The Curtain Comes Down
After years of patience from the landlord he finally decided to sell up, and the building was demolished, to be replaced by a high-rise office building. Kenneth Threadgill is generally regarded as the father of the Austin music scene, but it was the Armadillo World Headquarters which shaped it and made it famous, and fittingly it was Threadgill who played the last show at the Armadillo on 31 December, 1980 (billed as 'One Last Rip-Snortin' Good Night), along with Commander Cody and His Lost Planet Airmen (again), Maria Muldaur, local western swing band Asleep At The Wheel, and Austin magician/comedian Turk Pipkin.
The role of the Armadillo World Headquarters in the Austin music scene is undeniable, and some say that it drew so many people to Austin that it was a victim of its own success. From being a sleepy little backwater which also happened to be the capital city of Texas, the population of Austin steadily grew and property prices began to rise, forcing many of the 'starving artists' which the Armadillo relied upon for its workforce, its audience, and sometimes for its talent, to move on.
The closure of the Armadillo may have been the end of an era, but it was by no means the end of Austin music, which thrives to this day. Many of the artists who came to Austin during that decade have remained, and continue to contribute to the musical life of the city playing venues, many of which owe their existence to Eddie Wilson's desire to have a place to hear the sort of music he liked.

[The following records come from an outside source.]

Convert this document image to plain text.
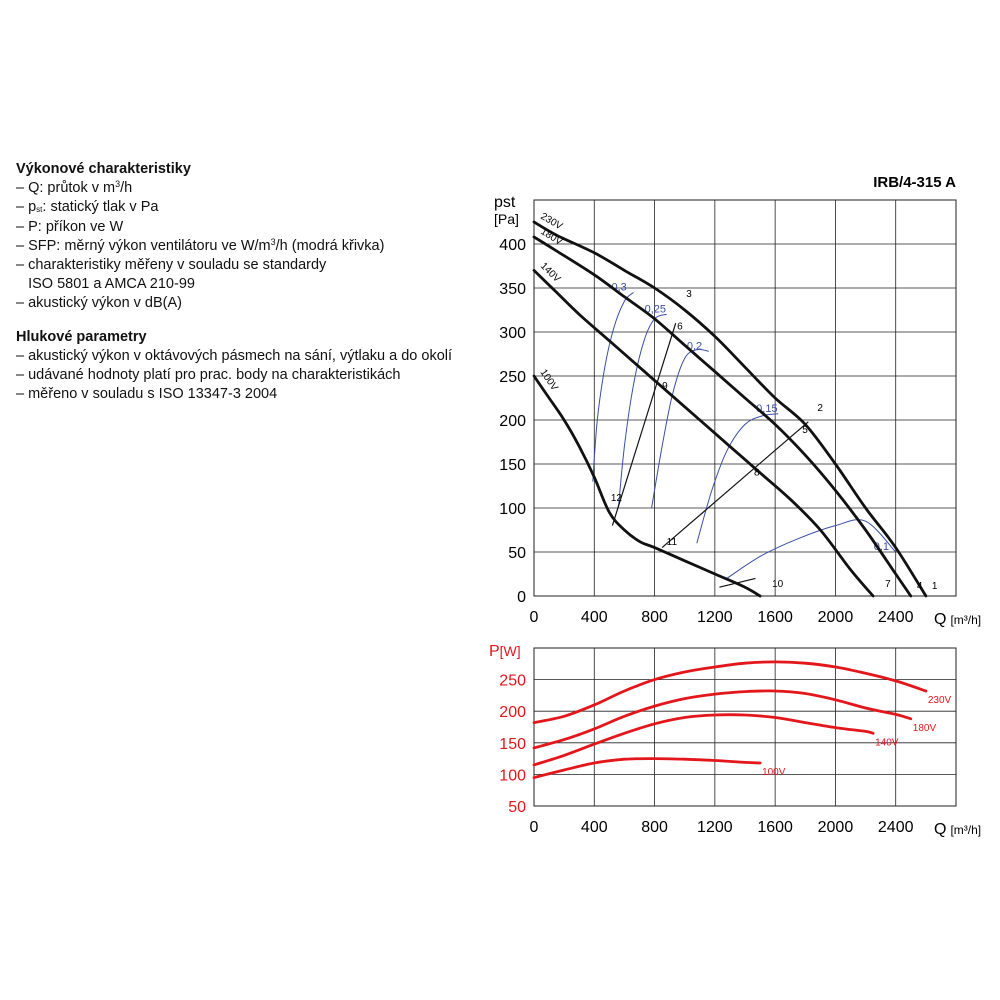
Výkonové charakteristiky
– Q: průtok v $m^3/h$
– $p_{st}$: statický tlak v Pa
– P: příkon ve W
– SFP: měrný výkon ventilátoru ve $W/m^3/h$ (modrá křivka)
– charakteristiky měřeny v souladu se standardy
ISO 5801 a AMCA 210-99
– akustický výkon v dB(A)
Hlukové parametry
– akustický výkon v oktávových pásmech na sání, výtlaku a do okolí
– udávané hodnoty platí pro prac. body na charakteristikách
– měřeno v souladu s ISO 13347-3 2004
IRB/4-315 A
0	400 800 1200 1600 2000 2400
0
50
100
150
200
250
300
350
400
0,3
0,25
0,2
0,15
0,1
230V
180V
140V
100V
1
2
3
4
5
6
7
8
9
10
11
12
pst
[Pa]
Q [m³/h]
0	400 800 1200 1600 2000 2400
50
100
150
200
250
230V
180V
140V
100V
P[W]
Q [m³/h]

The Armadillo Christmas Bazaar
In 1976 it was decided to hold a Christmas Bazaar at the Armadillo as a way to ensure a little extra income, and to give an indoor space to the regular stallholders who sold their wares at the Austin Renaissance Market on 23rd Street, near the University of Texas campus. It was originally planned that the Bazaar should last two days - 17 and 18 December, but it was such a success that three more days were added on the following weekend4. Attendance mushroomed in subsequent years, and after the Armadillo was demolished, the Bazaar continued, moving first to an unused building in south Austin, and then to the Austin Opera House. In 1995 it moved again, this time to the Austin Music Hall at Third and Nueces Streets, where it has been held ever since.